On Mon, Jul 29, 2019 at 1:42 PM Lassi Kortela <xxxxxx@lassi.io> wrote:

- I would always leave out dot and dot-dot from the results

+1, even for the low-level open/read/close.  If you want . and .. it's easy to add them by hand.
 
However, sometimes you want [dot files].

Hence the flag.
 
[...]

I just commited a change to the SRFI incorporating all of the above, and changing the description to match the signature, read-directory returns a #f instead of an end-of-file object when it runs out of files:

(open-directory dir [dot-files?])     →     directory-object         (procedure) 
(read-directory directory-object)     →     string or #f         (procedure) 
(close-directory directory-object)     →     undefined         (procedure) 

These functions implement an interface to the opendir()/ readdir()/ closedir() family of functions for processing directories.

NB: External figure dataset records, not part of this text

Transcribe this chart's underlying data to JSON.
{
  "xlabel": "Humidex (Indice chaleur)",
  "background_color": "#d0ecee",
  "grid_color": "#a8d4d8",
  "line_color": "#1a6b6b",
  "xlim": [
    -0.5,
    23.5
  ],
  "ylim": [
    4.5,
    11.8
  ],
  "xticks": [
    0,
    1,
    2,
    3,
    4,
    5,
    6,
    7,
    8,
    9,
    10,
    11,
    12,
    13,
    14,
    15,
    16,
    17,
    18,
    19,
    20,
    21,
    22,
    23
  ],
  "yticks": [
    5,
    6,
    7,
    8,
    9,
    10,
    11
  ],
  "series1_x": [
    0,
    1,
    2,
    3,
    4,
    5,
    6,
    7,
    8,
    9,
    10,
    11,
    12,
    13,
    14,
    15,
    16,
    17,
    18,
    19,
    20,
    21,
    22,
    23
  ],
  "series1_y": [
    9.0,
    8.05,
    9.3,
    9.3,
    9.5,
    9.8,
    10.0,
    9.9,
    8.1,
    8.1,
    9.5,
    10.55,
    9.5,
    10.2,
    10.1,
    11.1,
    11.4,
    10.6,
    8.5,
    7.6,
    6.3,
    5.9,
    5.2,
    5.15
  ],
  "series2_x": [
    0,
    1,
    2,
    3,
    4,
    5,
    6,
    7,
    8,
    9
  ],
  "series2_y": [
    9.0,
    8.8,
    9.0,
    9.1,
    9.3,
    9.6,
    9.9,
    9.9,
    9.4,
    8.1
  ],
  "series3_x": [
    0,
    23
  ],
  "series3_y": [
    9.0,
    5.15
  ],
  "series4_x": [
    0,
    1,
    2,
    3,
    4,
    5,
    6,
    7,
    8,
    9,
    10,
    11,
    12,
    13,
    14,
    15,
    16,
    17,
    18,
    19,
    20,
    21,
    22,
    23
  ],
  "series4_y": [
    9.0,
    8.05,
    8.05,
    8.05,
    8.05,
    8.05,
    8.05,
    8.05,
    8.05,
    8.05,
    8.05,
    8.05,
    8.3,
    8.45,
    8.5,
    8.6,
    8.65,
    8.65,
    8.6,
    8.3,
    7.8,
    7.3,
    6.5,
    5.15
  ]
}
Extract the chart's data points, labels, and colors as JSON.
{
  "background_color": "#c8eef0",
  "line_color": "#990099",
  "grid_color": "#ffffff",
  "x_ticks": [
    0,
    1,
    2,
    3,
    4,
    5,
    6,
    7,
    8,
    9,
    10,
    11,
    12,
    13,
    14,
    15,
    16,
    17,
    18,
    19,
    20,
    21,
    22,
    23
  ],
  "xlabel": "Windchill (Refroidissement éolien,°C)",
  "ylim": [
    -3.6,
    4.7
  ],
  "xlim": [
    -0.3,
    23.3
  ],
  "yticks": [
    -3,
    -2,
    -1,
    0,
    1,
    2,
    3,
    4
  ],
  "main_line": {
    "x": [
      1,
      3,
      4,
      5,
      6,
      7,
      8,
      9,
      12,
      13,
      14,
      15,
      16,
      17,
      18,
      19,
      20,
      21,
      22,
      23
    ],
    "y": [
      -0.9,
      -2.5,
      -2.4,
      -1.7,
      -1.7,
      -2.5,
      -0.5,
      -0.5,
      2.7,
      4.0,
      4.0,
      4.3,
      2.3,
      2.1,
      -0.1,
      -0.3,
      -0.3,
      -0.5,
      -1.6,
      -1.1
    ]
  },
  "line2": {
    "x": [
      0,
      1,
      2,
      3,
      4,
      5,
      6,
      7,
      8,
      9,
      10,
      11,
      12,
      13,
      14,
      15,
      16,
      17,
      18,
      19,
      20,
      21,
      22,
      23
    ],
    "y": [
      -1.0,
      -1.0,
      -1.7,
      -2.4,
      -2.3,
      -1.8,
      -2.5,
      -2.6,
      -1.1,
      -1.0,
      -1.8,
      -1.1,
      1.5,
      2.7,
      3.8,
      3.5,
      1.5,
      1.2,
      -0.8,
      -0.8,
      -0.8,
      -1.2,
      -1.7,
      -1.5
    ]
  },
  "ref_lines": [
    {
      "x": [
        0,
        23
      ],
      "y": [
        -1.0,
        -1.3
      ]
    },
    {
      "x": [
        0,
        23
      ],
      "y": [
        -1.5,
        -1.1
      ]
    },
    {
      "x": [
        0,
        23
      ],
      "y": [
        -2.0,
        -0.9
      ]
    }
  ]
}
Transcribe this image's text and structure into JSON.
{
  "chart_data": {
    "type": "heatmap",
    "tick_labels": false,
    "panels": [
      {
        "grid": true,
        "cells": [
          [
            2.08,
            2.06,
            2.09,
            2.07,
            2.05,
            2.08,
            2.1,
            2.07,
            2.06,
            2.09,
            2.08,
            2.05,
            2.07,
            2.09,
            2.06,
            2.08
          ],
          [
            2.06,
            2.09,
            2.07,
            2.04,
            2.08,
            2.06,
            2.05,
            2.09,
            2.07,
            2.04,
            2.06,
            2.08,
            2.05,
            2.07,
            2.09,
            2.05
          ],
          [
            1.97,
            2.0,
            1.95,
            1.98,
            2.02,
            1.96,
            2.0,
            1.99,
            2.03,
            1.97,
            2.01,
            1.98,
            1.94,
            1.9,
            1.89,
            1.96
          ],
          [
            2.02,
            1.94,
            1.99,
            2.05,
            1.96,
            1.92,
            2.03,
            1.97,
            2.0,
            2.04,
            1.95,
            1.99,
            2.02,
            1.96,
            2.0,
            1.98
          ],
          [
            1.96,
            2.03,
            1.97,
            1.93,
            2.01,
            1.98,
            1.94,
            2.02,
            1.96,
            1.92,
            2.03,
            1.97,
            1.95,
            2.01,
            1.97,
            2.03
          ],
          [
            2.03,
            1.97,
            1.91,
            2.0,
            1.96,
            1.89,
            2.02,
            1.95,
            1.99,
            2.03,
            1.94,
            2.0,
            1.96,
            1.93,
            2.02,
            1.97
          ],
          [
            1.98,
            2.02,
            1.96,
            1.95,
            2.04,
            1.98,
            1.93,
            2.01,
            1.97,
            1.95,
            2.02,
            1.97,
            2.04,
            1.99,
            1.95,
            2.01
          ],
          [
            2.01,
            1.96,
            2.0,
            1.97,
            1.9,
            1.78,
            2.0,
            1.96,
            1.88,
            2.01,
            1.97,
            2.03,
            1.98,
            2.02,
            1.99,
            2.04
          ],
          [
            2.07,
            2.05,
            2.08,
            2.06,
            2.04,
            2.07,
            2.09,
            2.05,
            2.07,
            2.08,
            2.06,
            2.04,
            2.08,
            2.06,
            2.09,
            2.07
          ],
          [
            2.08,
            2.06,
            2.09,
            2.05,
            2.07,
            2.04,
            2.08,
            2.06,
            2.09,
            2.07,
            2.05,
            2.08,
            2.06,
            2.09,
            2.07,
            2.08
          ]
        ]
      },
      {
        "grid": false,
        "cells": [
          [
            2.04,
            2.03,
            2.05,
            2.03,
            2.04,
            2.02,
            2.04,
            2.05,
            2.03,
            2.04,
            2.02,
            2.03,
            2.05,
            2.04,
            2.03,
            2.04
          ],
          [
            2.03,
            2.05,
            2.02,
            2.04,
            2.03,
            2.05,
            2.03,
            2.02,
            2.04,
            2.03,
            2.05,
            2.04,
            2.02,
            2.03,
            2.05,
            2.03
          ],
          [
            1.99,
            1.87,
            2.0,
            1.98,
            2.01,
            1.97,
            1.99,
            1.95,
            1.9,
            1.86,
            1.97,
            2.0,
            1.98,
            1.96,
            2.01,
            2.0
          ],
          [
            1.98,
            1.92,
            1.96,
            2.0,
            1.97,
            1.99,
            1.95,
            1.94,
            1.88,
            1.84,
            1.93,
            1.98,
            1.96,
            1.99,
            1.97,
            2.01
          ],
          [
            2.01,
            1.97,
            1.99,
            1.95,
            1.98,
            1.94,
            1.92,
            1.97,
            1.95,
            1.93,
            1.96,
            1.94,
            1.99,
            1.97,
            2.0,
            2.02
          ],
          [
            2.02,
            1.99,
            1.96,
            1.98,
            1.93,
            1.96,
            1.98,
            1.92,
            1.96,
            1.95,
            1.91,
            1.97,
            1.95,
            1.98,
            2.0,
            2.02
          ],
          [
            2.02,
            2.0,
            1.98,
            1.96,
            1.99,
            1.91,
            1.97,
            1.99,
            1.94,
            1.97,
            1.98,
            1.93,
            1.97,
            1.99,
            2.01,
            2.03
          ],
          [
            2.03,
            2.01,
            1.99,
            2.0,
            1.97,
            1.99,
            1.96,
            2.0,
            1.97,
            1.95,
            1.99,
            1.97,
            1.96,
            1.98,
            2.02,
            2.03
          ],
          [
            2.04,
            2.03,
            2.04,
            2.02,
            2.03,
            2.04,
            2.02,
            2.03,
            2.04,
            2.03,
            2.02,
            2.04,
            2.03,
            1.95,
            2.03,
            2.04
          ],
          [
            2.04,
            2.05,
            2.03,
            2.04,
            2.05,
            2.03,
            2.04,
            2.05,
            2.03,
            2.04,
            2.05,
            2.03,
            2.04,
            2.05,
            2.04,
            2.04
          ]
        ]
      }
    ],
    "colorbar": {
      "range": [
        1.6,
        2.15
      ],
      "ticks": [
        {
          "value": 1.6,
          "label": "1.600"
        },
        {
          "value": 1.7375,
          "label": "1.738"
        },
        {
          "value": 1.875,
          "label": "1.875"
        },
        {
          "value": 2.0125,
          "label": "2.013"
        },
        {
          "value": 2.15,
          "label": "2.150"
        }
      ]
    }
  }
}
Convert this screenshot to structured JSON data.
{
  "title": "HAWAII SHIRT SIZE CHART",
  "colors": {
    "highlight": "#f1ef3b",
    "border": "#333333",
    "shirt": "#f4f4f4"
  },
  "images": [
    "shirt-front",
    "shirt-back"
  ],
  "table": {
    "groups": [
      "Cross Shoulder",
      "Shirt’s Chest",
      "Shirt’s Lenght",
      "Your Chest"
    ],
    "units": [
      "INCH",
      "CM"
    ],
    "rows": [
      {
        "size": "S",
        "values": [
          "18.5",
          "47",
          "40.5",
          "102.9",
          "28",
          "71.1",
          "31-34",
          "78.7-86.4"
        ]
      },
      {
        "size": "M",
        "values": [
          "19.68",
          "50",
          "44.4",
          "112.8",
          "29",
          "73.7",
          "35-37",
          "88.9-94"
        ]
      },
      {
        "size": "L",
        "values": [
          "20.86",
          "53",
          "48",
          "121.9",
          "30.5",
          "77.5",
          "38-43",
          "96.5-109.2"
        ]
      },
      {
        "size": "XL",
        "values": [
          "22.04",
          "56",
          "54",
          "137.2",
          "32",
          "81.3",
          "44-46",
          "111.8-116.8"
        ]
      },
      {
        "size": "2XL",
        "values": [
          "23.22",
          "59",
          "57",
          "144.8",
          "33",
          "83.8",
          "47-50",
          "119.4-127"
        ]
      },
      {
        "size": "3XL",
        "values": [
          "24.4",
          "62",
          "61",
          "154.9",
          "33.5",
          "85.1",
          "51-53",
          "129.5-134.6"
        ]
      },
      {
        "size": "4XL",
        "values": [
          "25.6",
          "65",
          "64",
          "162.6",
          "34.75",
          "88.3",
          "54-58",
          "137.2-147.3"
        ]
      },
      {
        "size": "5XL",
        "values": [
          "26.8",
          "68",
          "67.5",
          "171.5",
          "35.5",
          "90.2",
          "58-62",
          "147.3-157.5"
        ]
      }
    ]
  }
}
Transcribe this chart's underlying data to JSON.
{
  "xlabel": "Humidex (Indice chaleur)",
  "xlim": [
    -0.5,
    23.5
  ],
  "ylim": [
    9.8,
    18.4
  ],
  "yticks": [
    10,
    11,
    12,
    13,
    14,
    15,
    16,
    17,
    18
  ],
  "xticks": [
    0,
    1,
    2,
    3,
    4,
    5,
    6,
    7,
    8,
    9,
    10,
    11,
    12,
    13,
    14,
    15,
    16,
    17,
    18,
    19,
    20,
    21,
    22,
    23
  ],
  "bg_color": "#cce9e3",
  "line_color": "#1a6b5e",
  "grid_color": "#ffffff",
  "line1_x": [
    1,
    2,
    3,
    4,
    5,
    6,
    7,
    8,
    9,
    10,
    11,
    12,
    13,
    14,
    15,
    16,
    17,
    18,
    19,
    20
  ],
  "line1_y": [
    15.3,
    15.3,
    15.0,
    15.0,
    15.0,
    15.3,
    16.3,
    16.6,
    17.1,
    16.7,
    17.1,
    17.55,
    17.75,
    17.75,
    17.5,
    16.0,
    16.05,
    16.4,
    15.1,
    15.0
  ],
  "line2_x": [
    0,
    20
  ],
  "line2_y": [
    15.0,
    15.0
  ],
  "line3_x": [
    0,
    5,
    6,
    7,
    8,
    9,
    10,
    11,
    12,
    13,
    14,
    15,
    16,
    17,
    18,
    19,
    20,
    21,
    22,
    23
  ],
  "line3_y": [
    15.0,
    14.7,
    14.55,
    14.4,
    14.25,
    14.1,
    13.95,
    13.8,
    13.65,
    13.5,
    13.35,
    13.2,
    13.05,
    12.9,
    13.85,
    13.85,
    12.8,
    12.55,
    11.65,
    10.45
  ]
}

The open-directory procedure opens the directory with the specified pathname for reading, returning an opaque directory object. Then read-directory returns the name of the next available file, or #f if there are no more files. The dot-files? argument controls whether file names beginning with "." are returned. If it is #f, which is the default, they are not. The file names . and .. are never returned. Finally, close-directory closes a directory object.